Since 2009, St Julian’s has registered the highest number of thefts in Malta. This residential and tourist magnet, which includes Paceville, had the highest number of home break-ins, armed robberies and muggings, as well as pickpocketing and snatch-and-grab incidents. Its 241 burglaries were well above the country’s average of 30. Neighbouring Swieqi, which for policing purposes forms a part of St Julian’s, also recorded a high incidence of crime.

The raw statistics alone, however, do not begin to describe the squalid picture on the ground in Paceville. The drunken behaviour of clubbers, the vomit and urine in the streets, the overtly sexual public behaviour of inebriated young people, the litter, squalor and vandalism, the frequent reports of punch-ups between partygoers in clubs and bars create an image of Paceville in St Julian’s which is not far off that of a biblical Sodom and Gomorrah.

To compound the situation, the funds allocated to St Julian’s council for cleansing the area, waste collection and for repair and maintenance of pavements and vandalised road signs are inadequate because the allocation is calculated on the number of residents in the area while the huge daily influx of visitors is the core of the problem. Add to these woes the traffic snarl-ups that daily afflict the area and the cataclysmic image is complete.

This is not a new problem. Successive administrations have been aware of it for several years.
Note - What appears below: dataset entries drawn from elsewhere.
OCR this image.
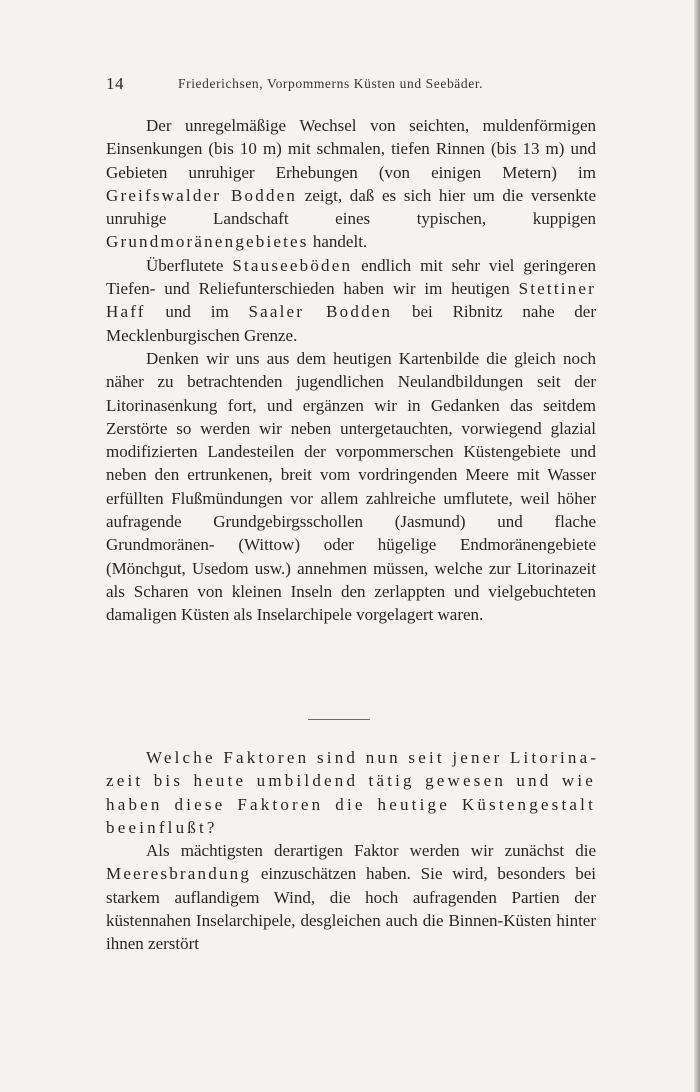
14	Friederichsen, Vorpommerns Küsten und Seebäder.

Der unregelmäßige Wechsel von seichten, muldenförmigen Einsenkungen (bis 10 m) mit schmalen, tiefen Rinnen (bis 13 m) und Gebieten unruhiger Erhebungen (von einigen Metern) im Greifswalder Bodden zeigt, daß es sich hier um die versenkte unruhige Landschaft eines typischen, kuppigen Grundmoränengebietes handelt.

Überflutete Stauseeböden endlich mit sehr viel geringeren Tiefen- und Reliefunterschieden haben wir im heutigen Stettiner Haff und im Saaler Bodden bei Ribnitz nahe der Mecklenburgischen Grenze.

Denken wir uns aus dem heutigen Kartenbilde die gleich noch näher zu betrachtenden jugendlichen Neulandbildungen seit der Litorinasenkung fort, und ergänzen wir in Gedanken das seitdem Zerstörte so werden wir neben untergetauchten, vorwiegend glazial modifizierten Landesteilen der vorpommerschen Küstengebiete und neben den ertrunkenen, breit vom vordringenden Meere mit Wasser erfüllten Flußmündungen vor allem zahlreiche umflutete, weil höher aufragende Grundgebirgsschollen (Jasmund) und flache Grundmoränen- (Wittow) oder hügelige Endmoränengebiete (Mönchgut, Usedom usw.) annehmen müssen, welche zur Litorinazeit als Scharen von kleinen Inseln den zerlappten und vielgebuchteten damaligen Küsten als Inselarchipele vorgelagert waren.

Welche Faktoren sind nun seit jener Litorinazeit bis heute umbildend tätig gewesen und wie haben diese Faktoren die heutige Küstengestalt beeinflußt?

Als mächtigsten derartigen Faktor werden wir zunächst die Meeresbrandung einzuschätzen haben. Sie wird, besonders bei starkem auflandigem Wind, die hoch aufragenden Partien der küstennahen Inselarchipele, desgleichen auch die Binnen-Küsten hinter ihnen zerstört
The local councils of St Julian’s and Swieqi have long drawn attention to it and pleaded for more resources and greater central government support. While successive ministers of tourism have wept crocodile tears and promised to do something to improve the situation, this has not happened. Indeed, as the statistics show, it has become worse.

Why? The answer is not difficult to find. The finger of blame for such lawlessness – for that is what the statistics demonstrate – can only be pointed at the Police Force.

For reasons best known to the last Commissioner of Police and, now, his successor, Peter Paul Zammit, pleas from the local councils of St Julian’s and Swieqi have gone unheeded. A police station was officially inaugurated in Swieqi 10 months ago, yet remains unmanned to this day.

A police presence in Paceville sufficient to act as a real deterrent to crime remains inadequate.

An analysis has revealed that, last year, police officers stationed in St Julian’s had to deal with about three times as many cases of theft, vandalism and bodily harm as their colleagues in the broadly similar-sized police district of Birkirkara. It seems obvious that successive police commissioners have failed to deploy their manpower resources in order to reflect the priority needs of an area where the incidence of crime dictates the need for a larger police presence.

It is about time, therefore, that the new Police Commissioner took a grip of the situation.

As to the funding of St Julian’s council, it is again clear that the budgetary allocation is insufficient for the special circumstances of St Julian’s, and Paceville within it, as the most heavily visited tourist entertainment hub in the country.

While the government has wisely ruled out any form of new ‘taxation’ or charge on visitors to the area, it is incumbent on the tourism minister and the parliamentary secretary for local government to negotiate a formula with the finance minister to compensate St Julian’s council for the circumstances in which it operates.